In conclusion, the exchanges collectively confirmed the findings from the SeBS reports published so far and reinforced the message that Sentinels data is generating concrete benefits for society. Users are eager to exploit Copernicus data as a support to their manifold activities. As succinctly summarized by Jarkko Toivola, Head of the Maritime Unit and Director Waterways at the Finnish Transport Infrastructure Agency, can we have………“More pictures please!”.

Finally, the workshop itself provided some useful lessons for the organisers which can be summarised as:

  • The SeBS approach seems to be effective. The methodology is robust and provides a sound framework for the analysis. It should be constantly reviewed and reinforced where possible.
  • The commitment of SeBS cases’ primary users is key to understand the nature of value brought by the Sentinels data for their own organisations and is also key to communicate.
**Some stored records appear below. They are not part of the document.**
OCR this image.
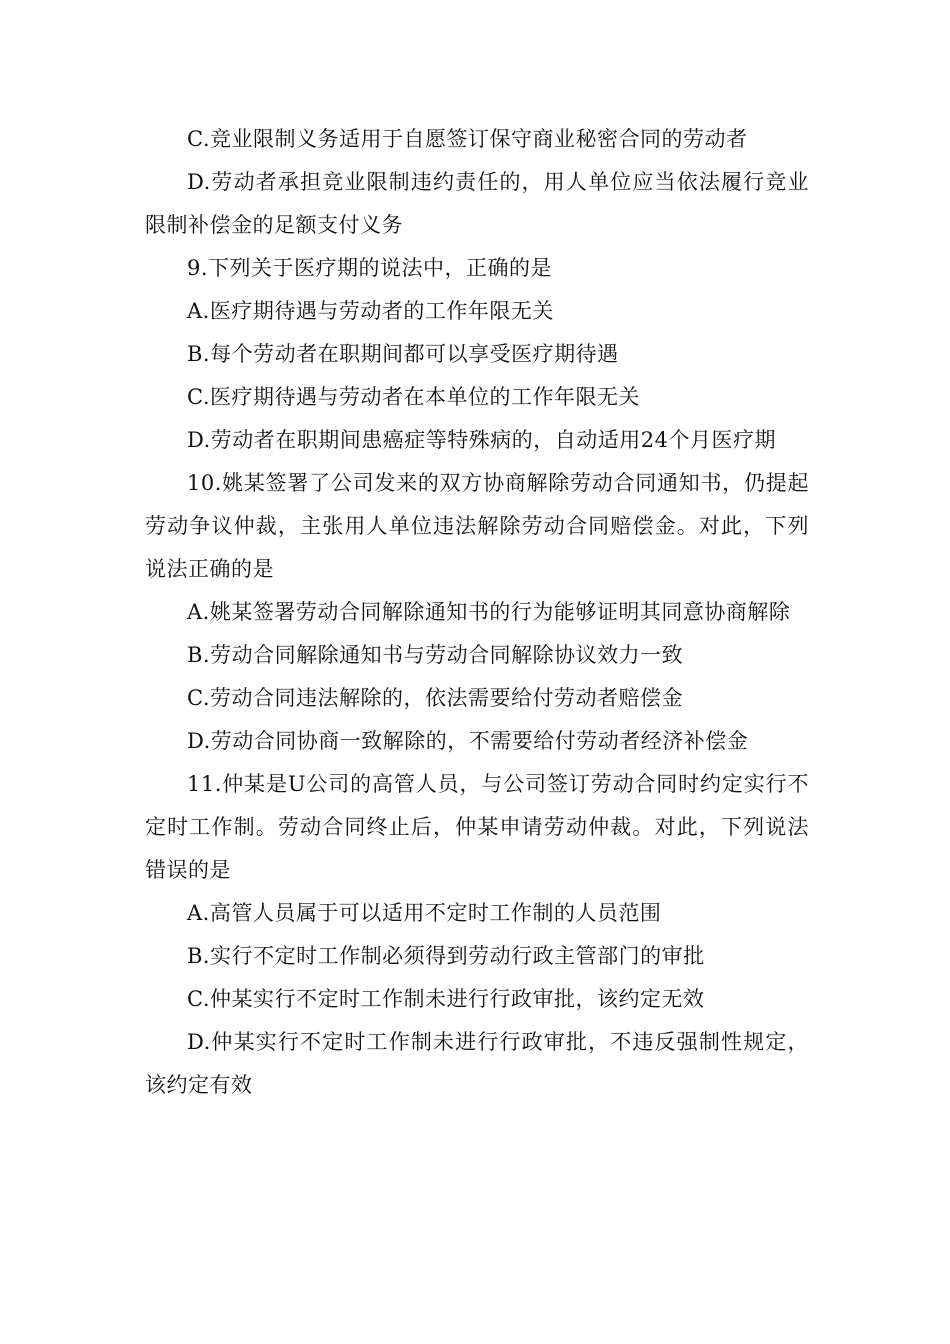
C.竞业限制义务适用于自愿签订保守商业秘密合同的劳动者

D.劳动者承担竞业限制违约责任的，用人单位应当依法履行竞业限制补偿金的足额支付义务

9.下列关于医疗期的说法中，正确的是

A.医疗期待遇与劳动者的工作年限无关

B.每个劳动者在职期间都可以享受医疗期待遇

C.医疗期待遇与劳动者在本单位的工作年限无关

D.劳动者在职期间患癌症等特殊病的，自动适用24个月医疗期

10.姚某签署了公司发来的双方协商解除劳动合同通知书，仍提起劳动争议仲裁，主张用人单位违法解除劳动合同赔偿金。对此，下列说法正确的是

A.姚某签署劳动合同解除通知书的行为能够证明其同意协商解除

B.劳动合同解除通知书与劳动合同解除协议效力一致

C.劳动合同违法解除的，依法需要给付劳动者赔偿金

D.劳动合同协商一致解除的，不需要给付劳动者经济补偿金

11.仲某是U公司的高管人员，与公司签订劳动合同时约定实行不定时工作制。劳动合同终止后，仲某申请劳动仲裁。对此，下列说法错误的是

A.高管人员属于可以适用不定时工作制的人员范围

B.实行不定时工作制必须得到劳动行政主管部门的审批

C.仲某实行不定时工作制未进行行政审批，该约定无效

D.仲某实行不定时工作制未进行行政审批，不违反强制性规定，该约定有效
Their willingness to devote time to the workshop was felt as a good indicator that their organisations are also able to profit from the detailed analyses carried out.
  • The workshop was long and dense. Yet, much more time could have been devoted to discussing the single The 10 to 12 minutes allocated for each full case allowed a highly interesting discussion which could have been taken even further had time permitted. This suggests that dedicated mini-workshops could be organised.
  • The videos were highly appreciated: they provide a succinct and entertaining summary of the cases in a readily communicable form. As a matter of fact, many persons have asked for access following the workshop. All videos are now published on the project website alongside the case reports and flyers.